The vapour pressure of pure water is $23 \text{ mmHg}$. The vapour pressure of an aqueous solution,which contains $10$ mass per cent of solute '$A$' having molecular weight $50$ is (in $\text{ atm}$)

At $50^{\circ} C$,the vapour pressure of pure benzene is $268 \ torr$. The number of moles of non-volatile solute per mole of benzene required to prepare a solution having a vapour pressure of $167 \ torr$ at the same temperature is (molar mass of benzene $= 78 \ g \ mol^{-1}$)

The vapour pressure of a solvent decreases by $10 \ mm \ Hg$ if the mole fraction of a non-volatile solute is $0.2$. Calculate the vapour pressure of the pure solvent. (in $mm \ Hg$)
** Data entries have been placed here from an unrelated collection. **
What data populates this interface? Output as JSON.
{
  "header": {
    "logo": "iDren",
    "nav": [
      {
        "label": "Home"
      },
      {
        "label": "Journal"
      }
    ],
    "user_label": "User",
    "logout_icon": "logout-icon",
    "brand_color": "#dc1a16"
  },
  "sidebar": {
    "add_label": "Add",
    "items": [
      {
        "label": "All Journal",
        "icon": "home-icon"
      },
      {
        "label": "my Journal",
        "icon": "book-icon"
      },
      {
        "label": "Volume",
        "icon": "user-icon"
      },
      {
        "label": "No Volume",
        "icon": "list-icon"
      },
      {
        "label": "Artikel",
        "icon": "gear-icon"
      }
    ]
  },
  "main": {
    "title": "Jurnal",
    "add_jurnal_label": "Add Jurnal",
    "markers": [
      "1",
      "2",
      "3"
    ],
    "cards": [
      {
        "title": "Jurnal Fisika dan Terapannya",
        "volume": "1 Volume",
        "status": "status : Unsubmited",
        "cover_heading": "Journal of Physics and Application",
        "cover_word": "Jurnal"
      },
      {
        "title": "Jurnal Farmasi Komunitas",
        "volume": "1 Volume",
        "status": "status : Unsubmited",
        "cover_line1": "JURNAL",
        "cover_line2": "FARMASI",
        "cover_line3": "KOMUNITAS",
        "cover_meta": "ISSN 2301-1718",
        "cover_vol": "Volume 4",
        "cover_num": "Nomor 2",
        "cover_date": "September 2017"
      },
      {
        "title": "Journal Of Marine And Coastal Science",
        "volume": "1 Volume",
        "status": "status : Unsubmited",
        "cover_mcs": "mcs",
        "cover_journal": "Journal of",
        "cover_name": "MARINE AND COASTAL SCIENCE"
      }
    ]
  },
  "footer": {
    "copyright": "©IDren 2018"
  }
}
The vapour pressure of a solvent decreases by $10 \ mm$ of $Hg$ when a non-volatile solute is added to the solvent. The mole fraction of the solute in the solution is $0.2$. What should be the mole fraction of the solvent if the decrease in the vapour pressure is to be $20 \ mm$ of $Hg$?

The total vapour pressure of a solution of liquid $A$ and liquid $B$ is $600 \ torr$. The mole fraction of component $A$ in the liquid phase is $0.7$. If the mole fraction of $A$ in the vapour phase is $0.35$,what are the vapour pressures of pure $A$ and pure $B$ respectively?

The vapour pressures of two volatile liquids $A$ and $B$ at $25^{\circ} C$ are $50 \ Torr$ and $100 \ Torr,$ respectively. If the liquid mixture contains $0.3$ mole fraction of $A$,then the mole fraction of liquid $B$ in the vapour phase is $\frac{x}{17}$. The value of $x$ is $...$